Allahu Teala, iman ve ibadet hususunda Peygamber Efendimizi (s.a.v.) övmüş ve tüm insanlara örnek olarak göstermiştir. Bu sebeple Hz. Peygamber’e (s.a.v.) olan ilgi artmış, Peygamberimizin (s.a.v.) yaşam tarzı, fiziki ve ruhi özellikleri en ince ayrıntısına kadar kaydedilmiştir. Bu da şemail türünün ortaya çıkmasına yol açmıştır.
Sahabilerin Anlatımları Işığında Şemail-i Şerif
Allahu Teala’nın Peygamber’ini (s.a.v.) üstün niteliklerle anması ve onu örnek almayı tavsiye etmesi Resûlullah’ın (s.a.v.) vefatından sonra şemailine duyulan ilgiyi artırmış, birçok sahabi onu tasvir etmeye çalışmıştır. Bu tasvirlerden bazıları aşağıda verilmiştir.

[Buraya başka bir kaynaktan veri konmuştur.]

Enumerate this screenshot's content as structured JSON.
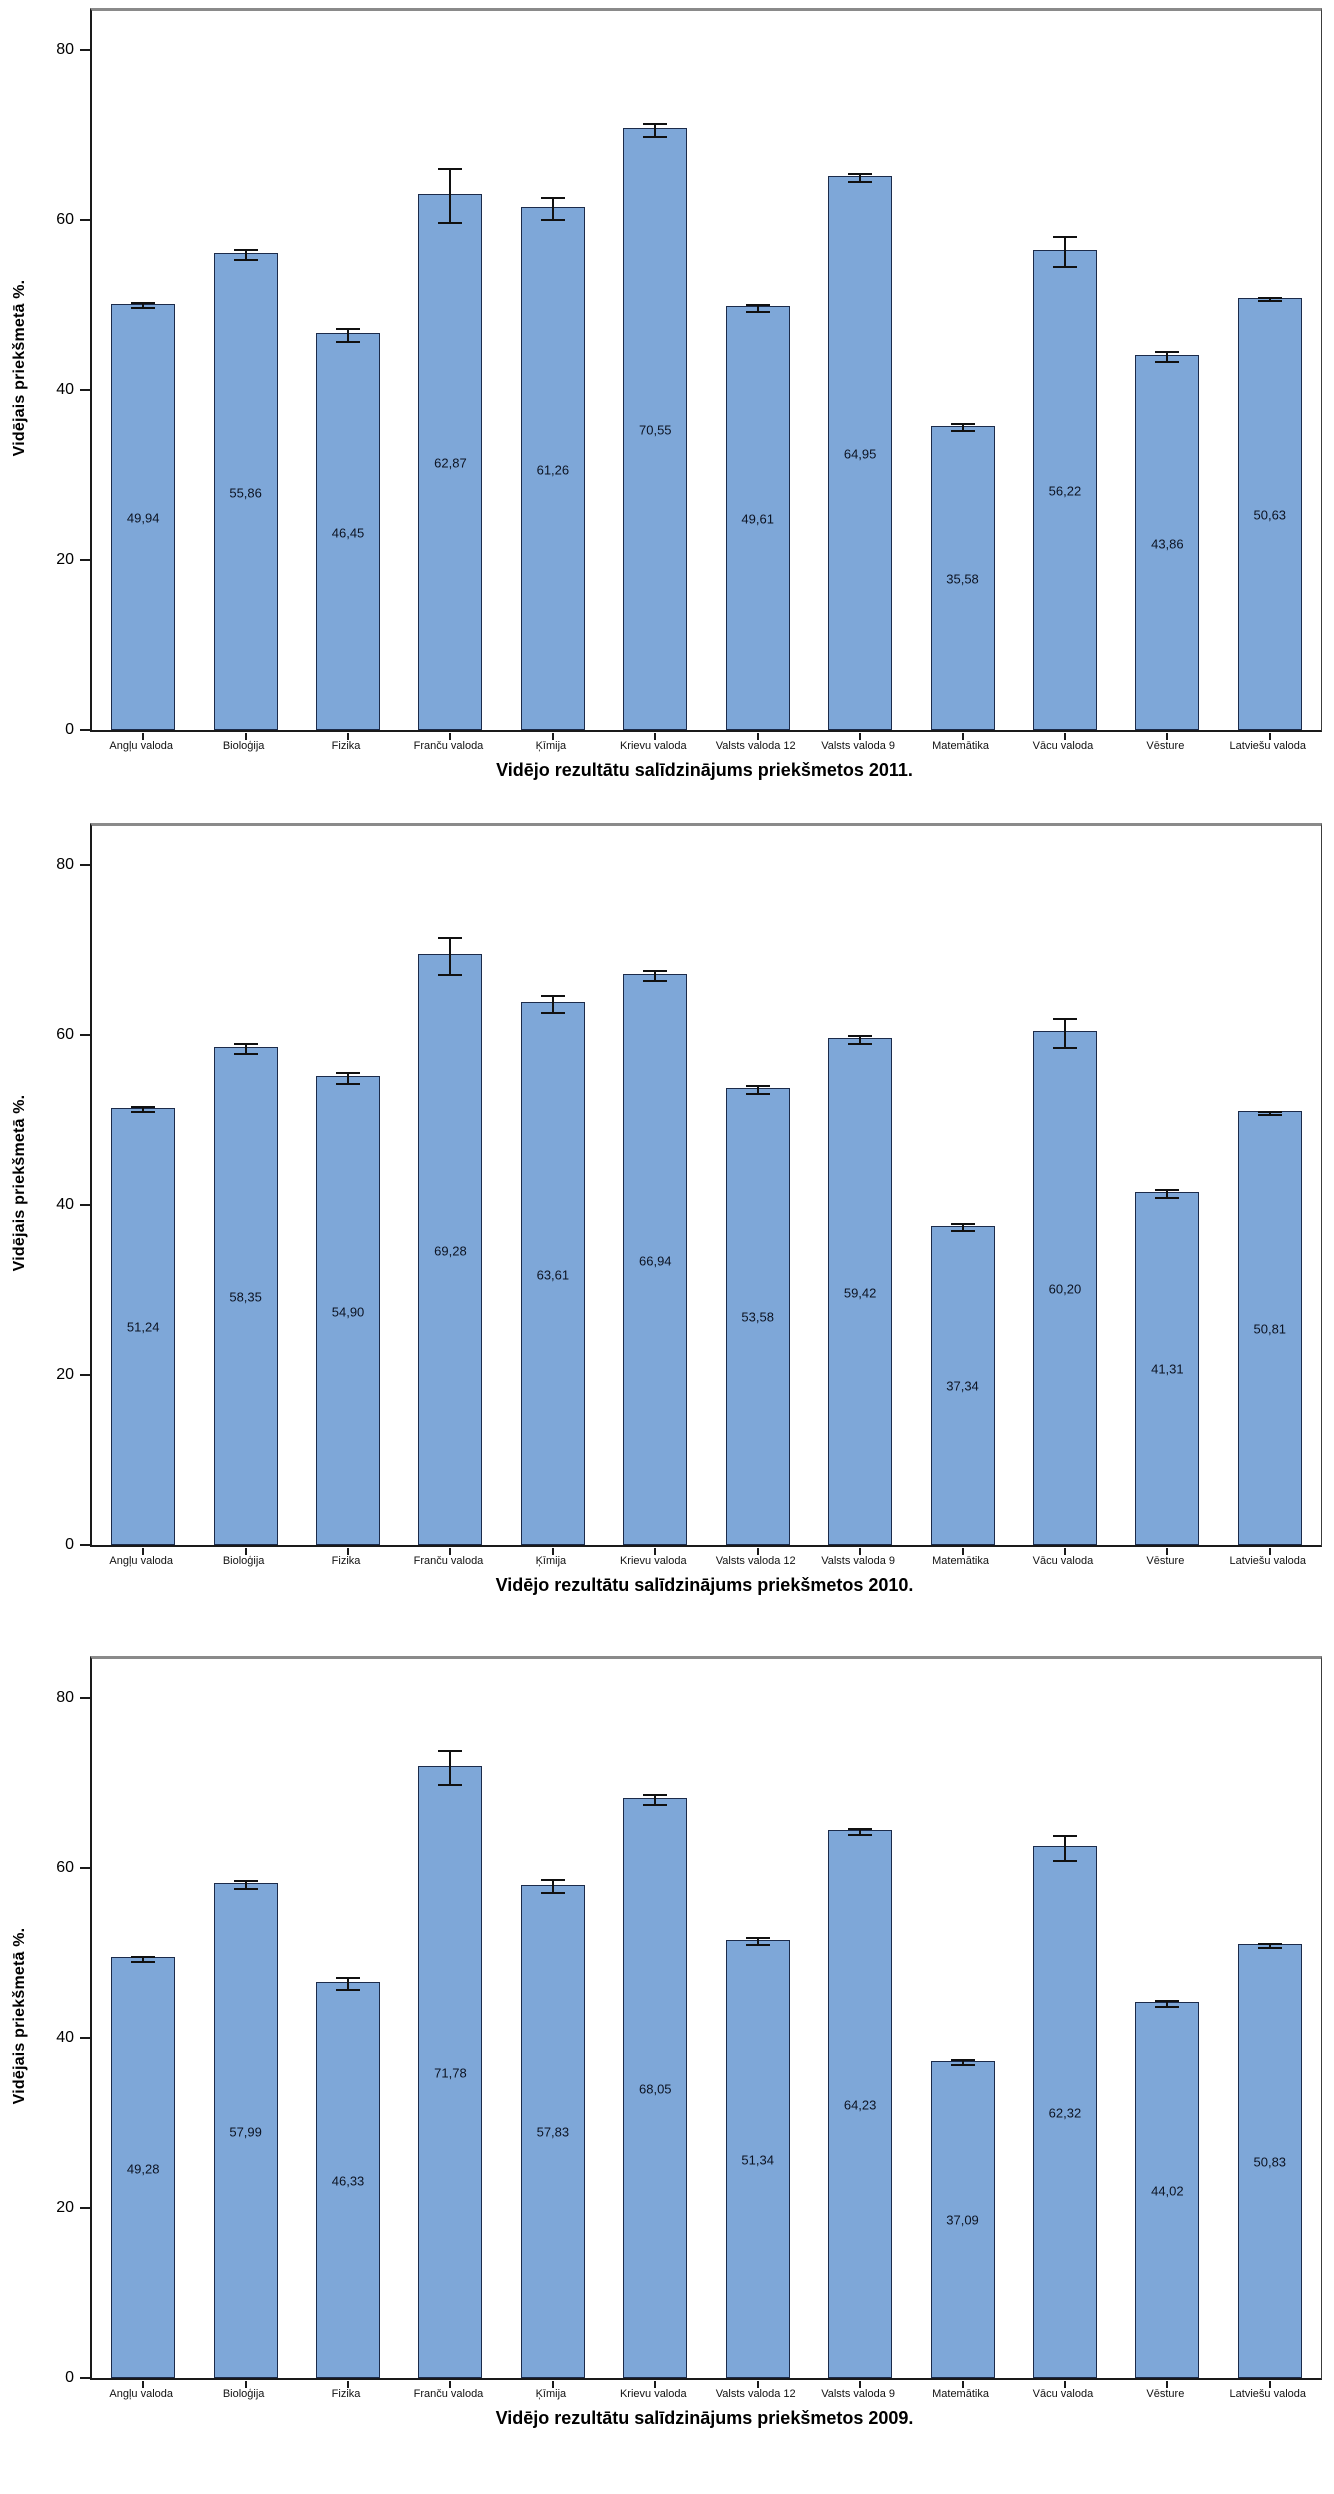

Yüzü ayın on dördü gibi parlardı. Büyükçe başlı, saçları hafif dalgalıydı. Saçı bazen kulak memesini geçerdi. Ten rengi nurani beyaz, alnı açık, kaşları hilal gibi ince ve gürdü. Sakalı sık ve gür, yanakları düzdü. Ağzı geniş, ön dişlerinin arası seyrek ve pek hoştu. Boynu gümüş gibi berraktı. Bütün organları birbiriyle uyumlu idi. Hz. Peygamber irice yapılı ve heybetliydi. Uzuna yakın orta boyluydu. Göğsü ile karnı bir hizada olup ne zayıf ne de şişmandı. Bedeni nur gibiydi. (İbn-i Sa’d, et-Tabakât, C 1, s. 422-425; Taberânî, Mu’cemü’l-Kebîr, C 22, s. 155-159.)